Gloucester’s solar facility goes live

Peter J. Teagle - Posted on May 01, 2019 - 02:14 PM

Photo: The Gloucester solar facility on Route 14 across from Holly Hill Antiques and adjacent to Toddsbury Lane went live on Monday, April 22. The 20-megawatt facility was constructed by Strata Solar and later acquired by Dominion as part of an effort by Facebook, Inc., to mitigate the environmental impacts and energy demands of a data center in Henrico County. Photo by Peter J. Teagle

The Gloucester solar facility on Route 14 across from Holly Hill Antiques and adjacent to Toddsbury Lane went live on Monday, April 22. The 20-megawatt facility was constructed by Strata Solar and later acquired by Dominion as part of an effort by Facebook, Inc., to mitigate the environmental impacts and energy demands of a data center in Henrico County. Photo by Peter J. Teagle

 

After months of site work, the solar array on Route 14 in Gloucester began generating power from the sun, fittingly enough, on Earth Day.
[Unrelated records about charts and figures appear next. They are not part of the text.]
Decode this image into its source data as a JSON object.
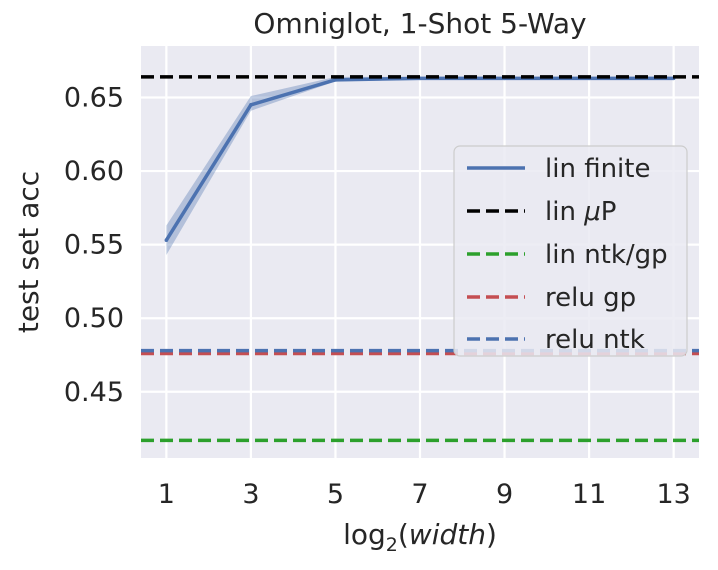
{
  "chart_data": {
    "type": "line",
    "title": "Omniglot, 1-Shot 5-Way",
    "xlabel": {
      "prefix": "log",
      "sub": "2",
      "open": "(",
      "var": "width",
      "close": ")"
    },
    "ylabel": "test set acc",
    "xlim": [
      0.4,
      13.6
    ],
    "ylim": [
      0.405,
      0.685
    ],
    "xticks": [
      1,
      3,
      5,
      7,
      9,
      11,
      13
    ],
    "yticks": [
      0.45,
      0.5,
      0.55,
      0.6,
      0.65
    ],
    "ytick_labels": [
      "0.45",
      "0.50",
      "0.55",
      "0.60",
      "0.65"
    ],
    "grid": true,
    "legend_position": "center-right",
    "series": [
      {
        "name": "lin finite",
        "style": "solid",
        "color": "#4c72b0",
        "x": [
          1,
          3,
          5,
          7,
          9,
          11,
          13
        ],
        "y": [
          0.553,
          0.645,
          0.662,
          0.663,
          0.663,
          0.663,
          0.663
        ],
        "band": {
          "lower": [
            0.543,
            0.641,
            0.661,
            0.662,
            0.662,
            0.662,
            0.662
          ],
          "upper": [
            0.563,
            0.651,
            0.664,
            0.664,
            0.664,
            0.664,
            0.664
          ]
        }
      },
      {
        "name": "lin μP",
        "label_prefix": "lin ",
        "label_math": "μ",
        "label_suffix": "P",
        "style": "dashed",
        "color": "#000000",
        "hline": 0.664
      },
      {
        "name": "lin ntk/gp",
        "style": "dashed",
        "color": "#2ca02c",
        "hline": 0.417
      },
      {
        "name": "relu gp",
        "style": "dashed",
        "color": "#c44e52",
        "hline": 0.476
      },
      {
        "name": "relu ntk",
        "style": "dashed",
        "color": "#4c72b0",
        "hline": 0.478
      }
    ]
  }
}
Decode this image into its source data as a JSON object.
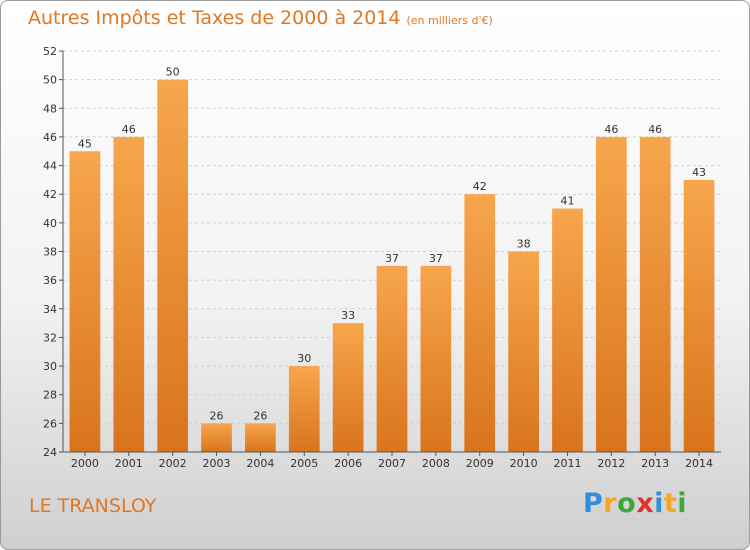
{
  "title": "Autres Impôts et Taxes de 2000 à 2014",
  "title_unit": "(en milliers d'€)",
  "town": "LE TRANSLOY",
  "logo": {
    "letters": [
      {
        "ch": "P",
        "color": "#2f8fd8"
      },
      {
        "ch": "r",
        "color": "#f5a623"
      },
      {
        "ch": "o",
        "color": "#3aa83a"
      },
      {
        "ch": "x",
        "color": "#e0322a"
      },
      {
        "ch": "i",
        "color": "#2f8fd8"
      },
      {
        "ch": "t",
        "color": "#f5a623"
      },
      {
        "ch": "i",
        "color": "#3aa83a"
      }
    ]
  },
  "colors": {
    "bar_top": "#f7a64d",
    "bar_bottom": "#d9741c",
    "accent": "#e07722"
  },
  "chart_data": {
    "type": "bar",
    "title": "Autres Impôts et Taxes de 2000 à 2014",
    "categories": [
      "2000",
      "2001",
      "2002",
      "2003",
      "2004",
      "2005",
      "2006",
      "2007",
      "2008",
      "2009",
      "2010",
      "2011",
      "2012",
      "2013",
      "2014"
    ],
    "values": [
      45,
      46,
      50,
      26,
      26,
      30,
      33,
      37,
      37,
      42,
      38,
      41,
      46,
      46,
      43
    ],
    "ylim": [
      24,
      52
    ],
    "yticks": [
      24,
      26,
      28,
      30,
      32,
      34,
      36,
      38,
      40,
      42,
      44,
      46,
      48,
      50,
      52
    ],
    "grid": true,
    "xlabel": "",
    "ylabel": ""
  }
}
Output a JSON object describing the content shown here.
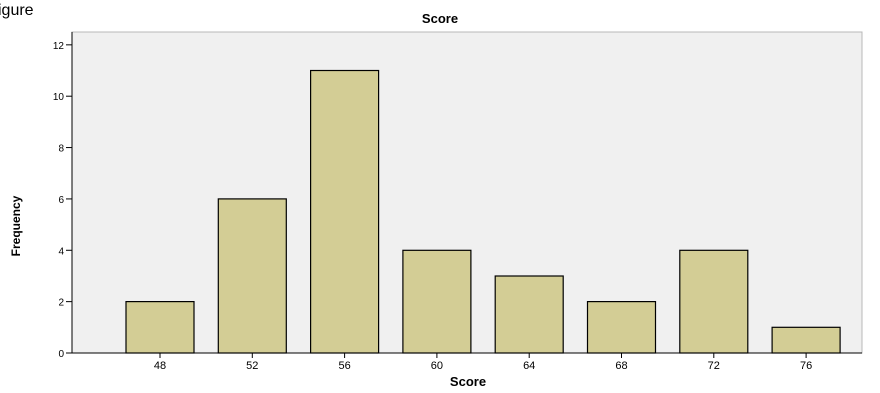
{
  "caption": "igure",
  "chart_data": {
    "type": "bar",
    "title": "Score",
    "xlabel": "Score",
    "ylabel": "Frequency",
    "categories": [
      "48",
      "52",
      "56",
      "60",
      "64",
      "68",
      "72",
      "76"
    ],
    "values": [
      2,
      6,
      11,
      4,
      3,
      2,
      4,
      1
    ],
    "ylim": [
      0,
      12.5
    ],
    "yticks": [
      0,
      2,
      4,
      6,
      8,
      10,
      12
    ],
    "grid": false,
    "legend": "none",
    "colors": {
      "bar_fill": "#d3cd95",
      "bar_stroke": "#000000",
      "plot_background": "#f0f0f0",
      "axis": "#000000"
    }
  }
}
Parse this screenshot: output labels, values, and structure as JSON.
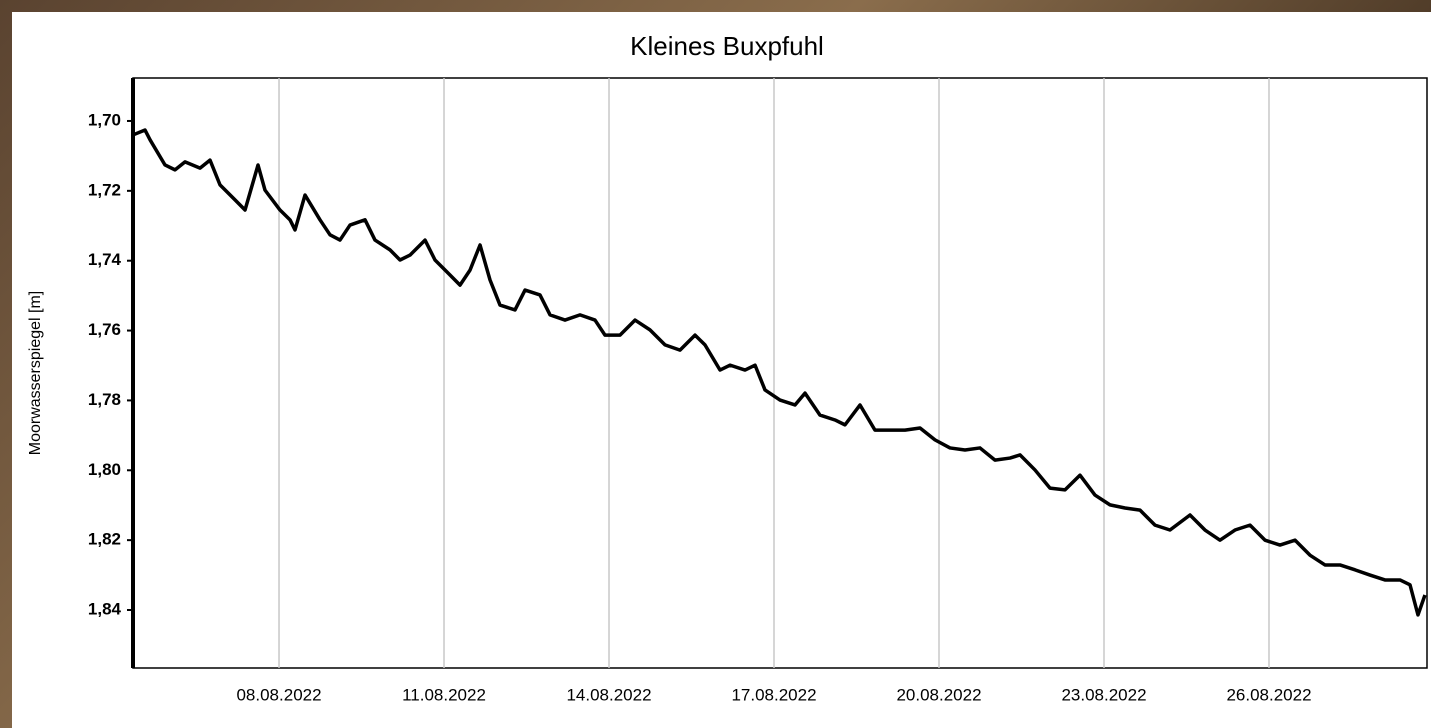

April 22 saw the 20-megawatt facility go live as part of an effort by Facebook, Inc., to mitigate the environmental footprint of a data center in Henrico County.

The amount of power generated by these panels is enough to power 5,000 homes at peak output and, when compared to traditional forms of electricity generation, is the equivalent of removing 29,567 metric tons of carbon dioxide per year or 6,277 passenger vehicles off the road for one year.

Strata Solar, a North Carolina-based company, leased the 203-acre tract of land near Toddsbury Lane from RFD Farms LLC, Virginia Field Wray, the Estate of Eleanor Field Martin and Carrie E. Belvin. Dominion Energy acquired the facility from Strata Solar upon completion and now operates it.

“The energy generated will go directly to the power grid for all customers to use,” said Daisy Prigden of Dominion Media Relations, “but Facebook will purchase the renewable energy certificates (RECs) or environmental attributes that will count toward their goal of supporting their global operations with 100 percent renewable energy by the end of 2020.”

The project had between 100 and 120 workers on site during construction and, in total, 115,000 man-hours were spent on the construction.